When A Birthday Celebration Means More Than A Party

Most children spend 364 days thinking about how exciting their next birthday will be. They think about the cake they’ll eat, the friends they’ll play with and all the gifts and cards they’ll receive.

For most kids, a birthday party is special. But for the children at UMOM, Arizona’s largest homeless family shelter, “special” is understatement.

“It’s pretty common that most of the kids have not had any type of birthday party or celebration for them,” says UMOM Youth Services Coordinator Sara Jensen, who runs the shelter’s Teen Activities Program (TAP).

In the United States, approximately 1 in 3 people experiencing homelessness is under the age of 18, and approximately 1 in 6 is under age of 6.The TAP teaches life, social, and communication skills through mentorship. Beyond that, it cultivates a sense of normalcy -- and even fun -- for young people who could use some of both.

“That’s kind of the goal of the program, to try and take away the fact that they’re living in a shelter,” Jensen says. “That’s why we incorporate the birthday celebrations, because we want to give them the feeling of, you’re important.”

“Especially with our teens,” she continues. “A lot of them tend to take on parenting roles, because they have to help care for their younger siblings. We try to help them feel like a kid.” Birthdays are universal, regardless of socioeconomic status, and teens can easily relate to the desire to celebrate one’s birthday.

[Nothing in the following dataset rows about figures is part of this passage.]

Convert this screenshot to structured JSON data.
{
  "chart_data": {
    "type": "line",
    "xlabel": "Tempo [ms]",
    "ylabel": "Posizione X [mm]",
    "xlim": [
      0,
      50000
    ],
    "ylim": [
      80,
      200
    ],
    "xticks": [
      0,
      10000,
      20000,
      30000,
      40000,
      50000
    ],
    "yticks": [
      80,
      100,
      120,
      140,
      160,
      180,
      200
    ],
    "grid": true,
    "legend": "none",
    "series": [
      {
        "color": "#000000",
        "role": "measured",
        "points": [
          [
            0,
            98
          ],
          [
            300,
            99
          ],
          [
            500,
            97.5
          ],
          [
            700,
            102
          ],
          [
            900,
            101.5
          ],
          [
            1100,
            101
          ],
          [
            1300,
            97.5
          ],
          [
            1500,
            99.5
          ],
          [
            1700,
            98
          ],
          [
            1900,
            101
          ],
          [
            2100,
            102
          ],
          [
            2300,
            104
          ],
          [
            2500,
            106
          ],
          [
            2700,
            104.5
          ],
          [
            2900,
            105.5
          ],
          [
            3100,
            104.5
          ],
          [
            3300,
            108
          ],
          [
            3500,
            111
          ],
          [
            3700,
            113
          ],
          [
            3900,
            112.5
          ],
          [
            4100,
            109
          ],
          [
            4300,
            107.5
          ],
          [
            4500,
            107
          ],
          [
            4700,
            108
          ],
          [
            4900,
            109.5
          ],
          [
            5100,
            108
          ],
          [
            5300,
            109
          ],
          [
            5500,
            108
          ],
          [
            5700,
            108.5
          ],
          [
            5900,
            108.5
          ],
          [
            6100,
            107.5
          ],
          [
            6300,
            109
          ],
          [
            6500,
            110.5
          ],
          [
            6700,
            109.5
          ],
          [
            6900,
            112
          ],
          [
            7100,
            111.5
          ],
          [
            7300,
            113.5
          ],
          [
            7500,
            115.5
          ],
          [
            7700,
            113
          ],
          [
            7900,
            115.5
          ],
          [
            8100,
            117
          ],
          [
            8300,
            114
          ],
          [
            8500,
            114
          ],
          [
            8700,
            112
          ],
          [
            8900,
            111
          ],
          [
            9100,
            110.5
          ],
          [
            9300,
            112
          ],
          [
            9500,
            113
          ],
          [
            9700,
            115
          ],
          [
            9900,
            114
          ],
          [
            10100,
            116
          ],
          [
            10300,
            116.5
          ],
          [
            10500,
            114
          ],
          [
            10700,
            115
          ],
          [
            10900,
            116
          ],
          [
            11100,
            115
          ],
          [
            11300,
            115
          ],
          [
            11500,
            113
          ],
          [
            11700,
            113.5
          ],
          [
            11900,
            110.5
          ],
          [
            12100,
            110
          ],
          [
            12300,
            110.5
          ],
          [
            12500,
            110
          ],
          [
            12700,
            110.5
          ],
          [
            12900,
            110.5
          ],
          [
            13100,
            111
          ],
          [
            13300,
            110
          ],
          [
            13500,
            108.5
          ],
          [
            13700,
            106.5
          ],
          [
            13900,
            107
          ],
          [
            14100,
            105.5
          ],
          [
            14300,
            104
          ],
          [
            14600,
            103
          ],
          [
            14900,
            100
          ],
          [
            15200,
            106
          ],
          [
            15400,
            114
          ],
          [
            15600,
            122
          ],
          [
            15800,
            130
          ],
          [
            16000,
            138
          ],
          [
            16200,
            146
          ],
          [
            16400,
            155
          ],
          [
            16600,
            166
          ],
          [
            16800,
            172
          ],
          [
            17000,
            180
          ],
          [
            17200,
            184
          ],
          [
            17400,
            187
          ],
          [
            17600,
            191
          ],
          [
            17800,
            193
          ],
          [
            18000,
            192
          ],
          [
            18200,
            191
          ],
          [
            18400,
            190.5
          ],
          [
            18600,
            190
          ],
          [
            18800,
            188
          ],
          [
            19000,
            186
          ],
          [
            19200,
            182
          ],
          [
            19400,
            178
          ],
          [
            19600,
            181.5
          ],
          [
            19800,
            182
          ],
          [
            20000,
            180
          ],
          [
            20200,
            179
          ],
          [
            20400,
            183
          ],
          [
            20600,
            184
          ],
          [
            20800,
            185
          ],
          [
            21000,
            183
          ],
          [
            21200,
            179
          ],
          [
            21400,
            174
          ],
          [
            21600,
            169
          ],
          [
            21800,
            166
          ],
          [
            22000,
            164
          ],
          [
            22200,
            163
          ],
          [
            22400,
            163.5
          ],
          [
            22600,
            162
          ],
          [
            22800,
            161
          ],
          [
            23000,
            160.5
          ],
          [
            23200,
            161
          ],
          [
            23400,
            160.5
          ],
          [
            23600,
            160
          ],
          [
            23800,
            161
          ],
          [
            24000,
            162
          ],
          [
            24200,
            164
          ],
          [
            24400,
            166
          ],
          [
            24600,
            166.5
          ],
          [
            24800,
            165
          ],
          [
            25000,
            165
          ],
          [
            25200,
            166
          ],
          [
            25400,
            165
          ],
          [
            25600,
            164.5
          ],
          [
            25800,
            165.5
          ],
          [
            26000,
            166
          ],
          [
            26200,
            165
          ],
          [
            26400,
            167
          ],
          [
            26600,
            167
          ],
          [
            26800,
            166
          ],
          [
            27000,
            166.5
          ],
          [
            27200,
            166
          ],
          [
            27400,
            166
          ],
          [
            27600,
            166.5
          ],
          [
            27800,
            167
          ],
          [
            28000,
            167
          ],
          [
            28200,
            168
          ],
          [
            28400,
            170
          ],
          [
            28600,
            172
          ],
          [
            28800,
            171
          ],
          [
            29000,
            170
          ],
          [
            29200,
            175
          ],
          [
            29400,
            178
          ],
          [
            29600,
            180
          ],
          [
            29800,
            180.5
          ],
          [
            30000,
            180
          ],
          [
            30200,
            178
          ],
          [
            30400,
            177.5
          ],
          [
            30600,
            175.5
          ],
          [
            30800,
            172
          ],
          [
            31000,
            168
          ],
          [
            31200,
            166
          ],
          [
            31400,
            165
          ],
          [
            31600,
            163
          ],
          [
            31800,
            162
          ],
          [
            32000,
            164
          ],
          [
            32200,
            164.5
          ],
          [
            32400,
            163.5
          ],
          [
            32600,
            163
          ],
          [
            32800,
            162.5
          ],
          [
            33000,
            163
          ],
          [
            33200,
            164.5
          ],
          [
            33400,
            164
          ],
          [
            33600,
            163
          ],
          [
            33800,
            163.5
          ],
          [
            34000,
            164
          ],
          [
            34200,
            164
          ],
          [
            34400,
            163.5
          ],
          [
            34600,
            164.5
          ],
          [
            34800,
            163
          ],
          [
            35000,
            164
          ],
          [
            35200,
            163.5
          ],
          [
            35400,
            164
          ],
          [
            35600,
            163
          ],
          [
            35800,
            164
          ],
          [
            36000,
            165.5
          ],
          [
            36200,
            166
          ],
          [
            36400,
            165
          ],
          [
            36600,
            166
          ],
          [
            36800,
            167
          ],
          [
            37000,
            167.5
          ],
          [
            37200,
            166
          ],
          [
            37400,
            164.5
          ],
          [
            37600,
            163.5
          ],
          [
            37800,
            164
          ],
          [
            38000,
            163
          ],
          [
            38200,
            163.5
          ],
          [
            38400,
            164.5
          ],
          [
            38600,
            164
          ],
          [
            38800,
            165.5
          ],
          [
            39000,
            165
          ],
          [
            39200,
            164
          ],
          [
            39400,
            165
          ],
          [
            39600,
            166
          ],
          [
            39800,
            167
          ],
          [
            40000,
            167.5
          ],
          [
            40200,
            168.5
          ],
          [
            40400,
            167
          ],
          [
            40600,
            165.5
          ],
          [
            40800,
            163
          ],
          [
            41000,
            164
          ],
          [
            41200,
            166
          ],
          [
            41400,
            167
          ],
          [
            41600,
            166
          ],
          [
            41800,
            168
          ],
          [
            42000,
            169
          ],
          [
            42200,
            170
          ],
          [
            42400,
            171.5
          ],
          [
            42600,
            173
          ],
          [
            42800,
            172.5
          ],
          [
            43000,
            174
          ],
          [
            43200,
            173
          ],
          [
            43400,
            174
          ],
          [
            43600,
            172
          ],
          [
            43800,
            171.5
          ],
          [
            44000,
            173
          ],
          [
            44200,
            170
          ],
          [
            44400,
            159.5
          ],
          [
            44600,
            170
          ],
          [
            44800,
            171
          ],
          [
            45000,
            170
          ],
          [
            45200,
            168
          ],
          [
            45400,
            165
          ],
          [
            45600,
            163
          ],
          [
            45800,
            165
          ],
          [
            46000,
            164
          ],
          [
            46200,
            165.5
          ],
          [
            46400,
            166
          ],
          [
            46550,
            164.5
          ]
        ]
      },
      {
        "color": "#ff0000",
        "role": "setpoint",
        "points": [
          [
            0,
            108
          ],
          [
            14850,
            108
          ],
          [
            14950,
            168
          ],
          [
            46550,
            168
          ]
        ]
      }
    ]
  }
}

Each month, Jensen makes a poster listing the shelter's upcoming birthdays. Then everyone enjoys cupcakes and birthday games, and the birthday boy or girl can pick out a donated gift from TAP’s “store,” which stocks donations of brand new items. Last year, UMOM received hundreds of handmade cards, which were sent by young people through’s Birthday Mail campaign. In 2013, 83,356 cards were mailed to shelters around the US and Canada.

“Especially if younger kids are making [cards], it’s difficult for them to understand the impact they’re making, especially since they don’t see where it’s going and who they’re helping,” Jensen says. “But we really appreciate the time they’ve put into it, and it really does brighten the kids’ days who get it.”

This year, Birthday Mail is back, and bigger -- and more powerful--than ever. Johnson & Johnson is even donating the cost of a card ($1) for each photo submitted through its Donate a Photo app.*

Sharon Pederson, UMOM’s Resource Development Manager, delivers 200 birthday cards for the shelter’s monthly birthday celebration for its young residents. Pederson and the children and UMOM eagerly await more donated cards as she recalls the reaction from kids and parents last year. There were “lots of smiles,” she says. “Lots of happiness.”

*Johnson & Johnson has curated a list of trusted causes, and you can donate a photo to one cause, once a day. Each cause will appear in the app until it reaches its goal, or the donation period ends. If the goal isn't reached, the cause will still get a minimum donation.